Using Facebook profiles to target voters, without permission; screens talking back; and more.
Tech and the presidentials: Ted Cruz’s presidential campaign, now surging, is using a data analytics firm whose prime product is a database of millions of Facebook users whose profile information was “harvested largely without their permission,” Harry Davies reports for The Guardian. The firm, Cambridge Analytica, which specializes in “behavioral microtargeting,” claims to be able to match Facebook data to existing voter data. Its Facebook database was reportedly obtained by an academic who paid Mechanical Turk users to let him access their Facebook profiles, which allowed him not only to harvest their personal data and likes, but also those of their friends.
The ACLU’s chief technologist, Christopher Soghoian, said the Guardian’s findings were “troubling,” adding, ““What it essentially means is there is no one regulating campaigns’ privacy data and security practices. So it means you have a wild west, where the campaigns can do whatever they want and get away with it.” It’s worth noting that in 2012, the Obama campaign built a similar (but much larger) dataset of Facebook users through its “I’m in” app and Targeted Sharing project.
A coalition of liberal and Muslim advocacy groups organized by online advocacy group CREDO Action are calling on presidential candidate Hillary Clinton to back away from retired General Wesley Clark, a campaign surrogate who recently called for the internment of some American Muslims, Alex Seitz-Wald reports for MSNBC.com.
Don’t miss our Christine Capaiuolo’s report for our new “Rethinking Debates” series on how Twitter finally managed to get a real-time comment from someone watching a presidential debate into the actual debate. As Twitter’s director of news Adam Sharp told her, ““For 55 years, we’ve all been yelling at the screens in presidential debates…This is really the first time the screen talked back.”
Media and democracy: If, as Craig Newmark of Craigslist likes to say, “the media are the immune system of democracy,” then this article by Marc Levy in the Cambridge Day, decisively debunking an attack on a local Muslim city councillor by Breitbart.com, is a great example. We’re going to need a lot of this kind of journalism, because anti-Muslim hysteria in America has never been greater. Notably, the Breitbart story appeared in the sponsored news feeds of many Cambridge residents, suggesting that Facebook CEO Mark Zuckerberg’s promise to defend Muslims may need a little work.
Related: If you’ve ever doubted the value of a seemingly obscure report by a gadfly good-government group on the political process, read David Howard King’s story in the Gotham Gazette on how the New York Metropolitan Council on Housing’s 2013 report on how real-estate moguls were abusing a giant loophole in the state’s campaign finance laws set off the corruption inquiry that took down Assembly Speaker Sheldon Silver. The reform battle isn’t won yet, to be sure.
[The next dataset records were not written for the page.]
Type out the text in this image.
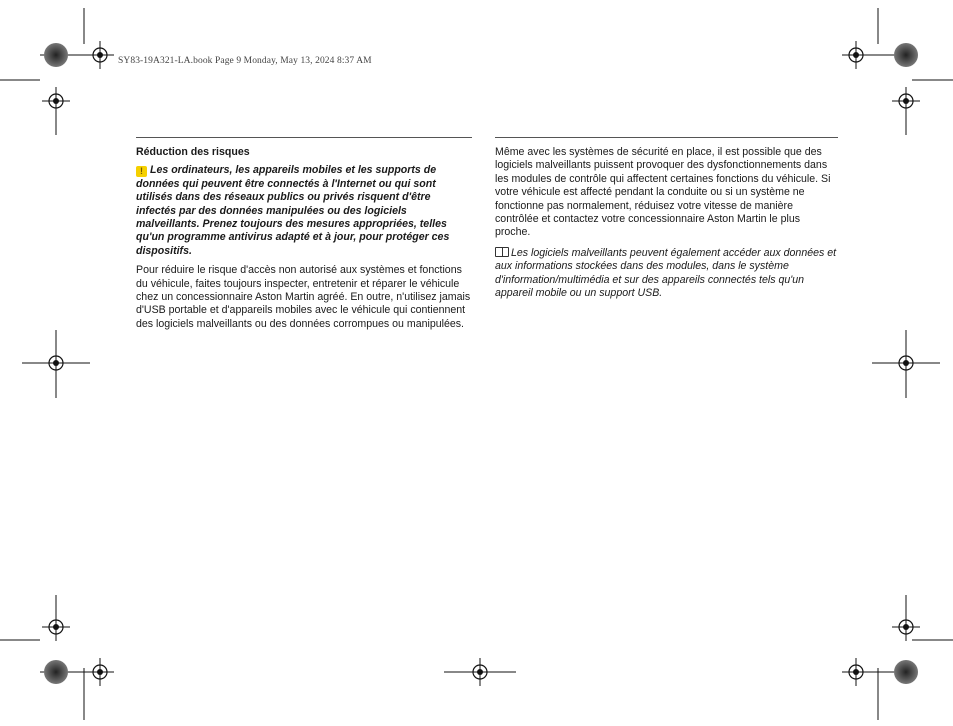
SY83-19A321-LA.book Page 9 Monday, May 13, 2024 8:37 AM

Réduction des risques

! Les ordinateurs, les appareils mobiles et les supports de données qui peuvent être connectés à l'Internet ou qui sont utilisés dans des réseaux publics ou privés risquent d'être infectés par des données manipulées ou des logiciels malveillants. Prenez toujours des mesures appropriées, telles qu'un programme antivirus adapté et à jour, pour protéger ces dispositifs.

Pour réduire le risque d'accès non autorisé aux systèmes et fonctions du véhicule, faites toujours inspecter, entretenir et réparer le véhicule chez un concessionnaire Aston Martin agréé. En outre, n'utilisez jamais d'USB portable et d'appareils mobiles avec le véhicule qui contiennent des logiciels malveillants ou des données corrompues ou manipulées.

Même avec les systèmes de sécurité en place, il est possible que des logiciels malveillants puissent provoquer des dysfonctionnements dans les modules de contrôle qui affectent certaines fonctions du véhicule. Si votre véhicule est affecté pendant la conduite ou si un système ne fonctionne pas normalement, réduisez votre vitesse de manière contrôlée et contactez votre concessionnaire Aston Martin le plus proche.

Les logiciels malveillants peuvent également accéder aux données et aux informations stockées dans des modules, dans le système d'information/multimédia et sur des appareils connectés tels qu'un appareil mobile ou un support USB.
This is civic tech: Marcus Westbury and his Renew Newcastle nonprofit, which is credited with catalyzing the turnaround of that once-depressed Australian city, gets a lavish and well-deserved write-up in The New Republic by Greg Lindsay. “What we’ve done is change the software of the city,” Westbury says. “We’ve changed how it behaves. We’ve changed how it responds to people who want to try things, do things, and run their own experiments.”
Here’s our Nick Judd, writing the same story on Newcastle and Westbury for techPresident, nearly five years ago.
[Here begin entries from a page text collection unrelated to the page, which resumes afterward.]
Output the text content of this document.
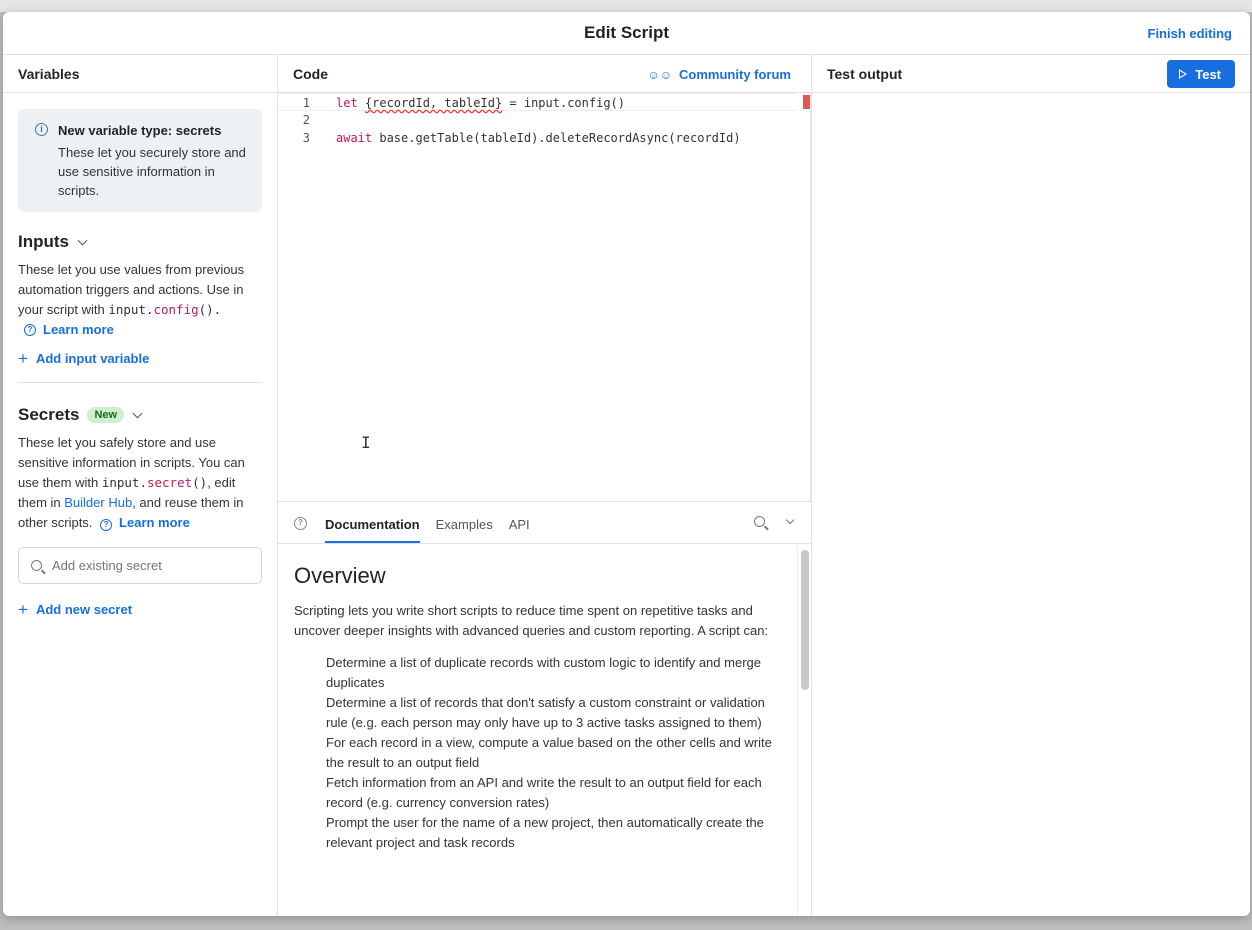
Edit Script	Finish editing
Variables
i	New variable type: secrets
These let you securely store and use sensitive information in scripts.
Inputs
These let you use values from previous automation triggers and actions. Use in your script with input.config().
? Learn more
+ Add input variable
Secrets	New
These let you safely store and use sensitive information in scripts. You can use them with input.secret(), edit them in Builder Hub, and reuse them in other scripts. ? Learn more
Add existing secret
+ Add new secret
Code	☺☺ Community forum
1	let {recordId, tableId} = input.config()
2
3	await base.getTable(tableId).deleteRecordAsync(recordId)
I
?	Documentation Examples API
Overview
Scripting lets you write short scripts to reduce time spent on repetitive tasks and uncover deeper insights with advanced queries and custom reporting. A script can:
Determine a list of duplicate records with custom logic to identify and merge duplicates
Determine a list of records that don't satisfy a custom constraint or validation rule (e.g. each person may only have up to 3 active tasks assigned to them)
For each record in a view, compute a value based on the other cells and write the result to an output field
Fetch information from an API and write the result to an output field for each record (e.g. currency conversion rates)
Prompt the user for the name of a new project, then automatically create the relevant project and task records
Test output	Test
Very belated but still worth noting: this analysis by Alex Hill of Detroitography shows not just the harsh effects of Detroit’s digital divide, but the “promising” value of the Improve Detroit (aka SeeClickFix) smartphone app, which is drawing user submissions from across the city. (h/t Ben Berkowitz)
The Knight Foundation announced $1.2 million in funding for CODE2040, which works to close the diversity gap in tech, building on an earlier grant of $400,000 in 2014 as part of its News Challenge cycle on strengthening the Internet. The money will help expand CODE2040’s Fellows Program, which places black and Hispanic software engineering students into internships with top tech companies, and its Technical Application Prep program which prepares students for tech careers through coaching, mentoring, retreats, and workshops.
What sharing economy? Uber is lobbying hard to get Ohio and Florida to join Arkansas, North Carolina, and Indiana in classifying its drivers as independent contractors, not employees, as Andrew Hawkins reports for The Verge.
Former White House communications director Dan Pfeiffer, last seen predicting that 2016 would be “the (jeez, I can’t even remember the name of the app) election,” is joining crowdfunding platform GoFundMe as its VP of Communications and Policy. Comparing his experience on the first Obama campaign to the site’s users, he writes, “Ultimately, GoFundMe is all about using technology and social connections to empower people to help people.”